Here is a great quote I just found...

"The symptoms and the illness are not the same thing.  The illness exists long before the symptoms.  Rather than being the illness, the symptoms are the beginning of its cures.  The fact that they are unwanted makes them all the more a phenomenon of grace--a gift of God, a message from the unconscious, if you will, to initiate self-examination and repair." - M. Scott Peck, The Road Less Traveled


Sunday, February 1, 2009

Resigned to Naivete


I've never been a mid-way kind of girl.  I dive deep.  I don't know how to do anything any other way.  I buy into the story, drink the kool-aid and then sell it.  Every - single - time.  

And every time I believe that it won't change, that the loyalty, that the commitment and the investment won't ever be lost.  And then it happens, again.

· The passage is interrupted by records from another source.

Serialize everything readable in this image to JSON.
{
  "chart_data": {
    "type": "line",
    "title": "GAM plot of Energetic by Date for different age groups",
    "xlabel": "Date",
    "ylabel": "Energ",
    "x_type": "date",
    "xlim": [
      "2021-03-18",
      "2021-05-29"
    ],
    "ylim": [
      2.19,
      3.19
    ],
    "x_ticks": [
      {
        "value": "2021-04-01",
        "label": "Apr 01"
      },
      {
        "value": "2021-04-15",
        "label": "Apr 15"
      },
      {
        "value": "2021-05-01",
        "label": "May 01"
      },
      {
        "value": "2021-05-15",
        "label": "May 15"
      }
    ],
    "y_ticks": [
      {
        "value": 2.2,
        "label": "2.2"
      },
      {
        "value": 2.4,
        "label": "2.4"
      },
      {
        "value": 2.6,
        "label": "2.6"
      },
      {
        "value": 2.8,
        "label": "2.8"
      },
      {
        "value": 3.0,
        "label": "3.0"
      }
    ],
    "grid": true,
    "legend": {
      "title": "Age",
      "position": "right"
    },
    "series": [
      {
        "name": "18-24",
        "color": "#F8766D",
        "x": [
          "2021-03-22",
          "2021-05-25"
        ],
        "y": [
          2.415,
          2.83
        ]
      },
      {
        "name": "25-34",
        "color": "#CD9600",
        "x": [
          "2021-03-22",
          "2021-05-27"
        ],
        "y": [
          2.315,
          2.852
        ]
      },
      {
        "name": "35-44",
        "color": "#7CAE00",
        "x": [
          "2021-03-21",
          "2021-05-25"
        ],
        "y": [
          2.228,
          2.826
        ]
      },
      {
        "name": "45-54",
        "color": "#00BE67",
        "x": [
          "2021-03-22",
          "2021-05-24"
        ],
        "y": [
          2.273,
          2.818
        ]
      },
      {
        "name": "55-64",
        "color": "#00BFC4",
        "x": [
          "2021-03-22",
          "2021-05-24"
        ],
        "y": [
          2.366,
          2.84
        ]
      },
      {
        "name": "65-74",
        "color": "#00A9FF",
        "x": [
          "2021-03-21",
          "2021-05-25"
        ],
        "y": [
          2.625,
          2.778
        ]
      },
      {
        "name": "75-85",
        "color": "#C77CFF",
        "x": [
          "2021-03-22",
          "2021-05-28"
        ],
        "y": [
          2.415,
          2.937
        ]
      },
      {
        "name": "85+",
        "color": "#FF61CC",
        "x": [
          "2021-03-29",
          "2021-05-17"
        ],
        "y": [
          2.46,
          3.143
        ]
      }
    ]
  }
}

I was recently laid off from my job.  For almost two years I believed in the company's vision, gave almost all my time, and definitely all my passion to that team.  And moments after finding out, suddenly all that blood and sweat is all put into a box that goes into storage, seemingly forgotten.

I remember someone sending me this quote by John Wooden a very long time ago:  "It is better to trust and be disappointed occasionally than to distrust and be miserable all the time." 

So I'll dive deep again.  I'm probably lucky that I don't know how to do it any other way.  I'll believe that something won't ever die.  Just so I can live all of life, trust people and trust that my work always is for something, not nothing.   Sometimes naivete is best.

Saturday, January 10, 2009

My One Resolve


"I found a seat under an orange tree and opened one of the poetry books I'd purchased yesterday.  Louise Gluck.  I read the first poem in Italian, then in English, and stopped short at this line: 

Dal centro della mia vita venne una grande fontana...

"From the center of my life, there came a great fountain..."

- Elizabeth Gilbert's "Eat Pray Love".

Italy, here I come.

Wednesday, January 7, 2009

Huh?


How do you be strong, build relationships and get things done at work all at the same time?

Does building working relationships require a softness and intuition that only certain personalities have?

Do you need to be goal-free in conversations to show you care?